Ma l'UE non abbandona mai un'idea, la rimanda solo nel tempo: adesso infatti sta ancora una volta attaccando le tasse basse dell'Irlanda. Attualmente alcune decisioni sulla politica fiscale devono essere prese all'unanimità, dando a Paesi come l'Irlanda un veto. Ma la Commissione Europea, l'organo esecutivo non eletto dell'UE, vuole porre fine a tutto ciò. È improbabile che le tasse basse, sulle quali si basa il miracolo economico dell'Irlanda, sopravvivono a lungo a tale unanimità.

Gli altri stati membri dell'UE avrebbero potuto guardare al successo irlandese e pensare: "Ecco qualcosa da emulare". Invece la vedono come qualcosa da fermare e l'UE ha i mezzi per farlo. A rafforzare questo teatro dell'assurdo, c'ha pensato la recente approvazione da parte del Parlamento Europeo della nuova direttiva sul diritto d'autore. Come ci spiega l'Economist, si tratta semplicemente di protezionismo e barriere all'ingresso su vasta scala. I sostenitori dell''UE non hanno nemici più dannosi e pericolosi della stessa UE. I cosiddetti "Remainer" sono solo gli ultimi a scoprirlo.



Nel frattempo, in Gran Bretagna...

Non c'è dubbio, però, che i "Leave" non abbiano molto di cui rallegrarsi nel comportamento delle parti a Westminster. Il Partito laburista di Jeremy Corbyn è sempre più socialista: le sue politiche di punta comprendono la rinazionalizzazione delle ferrovie, delle compagnie idriche ed energetiche, e della Royal Mail. Il più deprimente di tutti è lo stato attuale del partito conservatore. Una volta guidato da Margaret Thatcher, che aveva sulla sua scrivania una copia della Società Libera di Hayek e diceva fiera "Questo è ciò in cui crediamo", con Theresa May è tornato ad una sorta di paternalismo dirigista.
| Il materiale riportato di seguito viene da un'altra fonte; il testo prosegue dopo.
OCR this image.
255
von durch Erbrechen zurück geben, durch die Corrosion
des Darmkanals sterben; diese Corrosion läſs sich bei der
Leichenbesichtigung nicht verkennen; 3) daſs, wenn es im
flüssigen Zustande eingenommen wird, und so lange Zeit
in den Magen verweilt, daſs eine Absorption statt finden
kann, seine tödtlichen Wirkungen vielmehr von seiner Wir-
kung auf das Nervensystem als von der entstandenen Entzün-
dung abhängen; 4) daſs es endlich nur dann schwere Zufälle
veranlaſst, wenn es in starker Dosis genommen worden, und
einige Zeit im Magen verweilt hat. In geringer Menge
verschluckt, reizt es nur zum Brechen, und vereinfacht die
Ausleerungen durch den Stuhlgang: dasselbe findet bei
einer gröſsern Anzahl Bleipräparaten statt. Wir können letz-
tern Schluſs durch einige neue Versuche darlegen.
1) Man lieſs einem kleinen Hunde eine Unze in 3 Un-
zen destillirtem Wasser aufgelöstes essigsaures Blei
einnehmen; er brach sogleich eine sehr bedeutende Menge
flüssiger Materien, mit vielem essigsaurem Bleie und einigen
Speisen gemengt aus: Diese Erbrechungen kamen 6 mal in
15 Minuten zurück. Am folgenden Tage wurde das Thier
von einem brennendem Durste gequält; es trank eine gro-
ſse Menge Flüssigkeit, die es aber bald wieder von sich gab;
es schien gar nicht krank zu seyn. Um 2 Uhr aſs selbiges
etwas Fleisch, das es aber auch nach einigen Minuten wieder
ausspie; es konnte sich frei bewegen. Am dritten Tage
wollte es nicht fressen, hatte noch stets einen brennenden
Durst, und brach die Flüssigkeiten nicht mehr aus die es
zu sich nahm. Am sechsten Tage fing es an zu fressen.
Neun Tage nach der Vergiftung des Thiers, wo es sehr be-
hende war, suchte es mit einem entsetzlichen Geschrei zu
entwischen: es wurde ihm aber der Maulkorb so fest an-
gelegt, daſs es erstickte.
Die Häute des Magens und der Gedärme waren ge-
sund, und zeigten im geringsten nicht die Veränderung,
Anche così, a quasi tre anni di distanza, la tesi del libero mercato è migliore di quello dei cosiddetti "Remainer" o "riformatori (illusi) dell'UE". La Brexit potrebbe benissimo imporre alcune politiche economiche cattive, ma le imporrebbe solo sulla Gran Bretagna. L'UE, al contrario, consente a Francia e Germania (che la gestiscono praticamente) di imporre cattive politiche a tutti i 28 Paesi membri, come dimostra la spinta ad aumentare le tasse dell'Irlanda. La tesi dei cosiddetti "Remainer", secondo cui potevano acquistare maggiore libertà economica nell'UE, va in frantumi quando l'UE finisce per disprezzare la libertà economica ed abbraccia lo statalismo di Emmanuel Macron. Perché il suo protezionismo dovrebbe essere meno nocivo di quello di Theresa May o di Jeremy Corbyn?

I sostenitori di un libero mercato hanno più possibilità di invertire una cattiva politica imposta da un Parlamento locale rispetto ad una cattiva politica imposta da una burocrazia sovranazionale. È importante che il potere sia diffuso e decentralizzato. Questa è una lezione chiave del liberalismo che i "riformatori (illusi) dell'UE" hanno completamente ignorato. Con le sue azioni, l'UE gliela sta ricordando.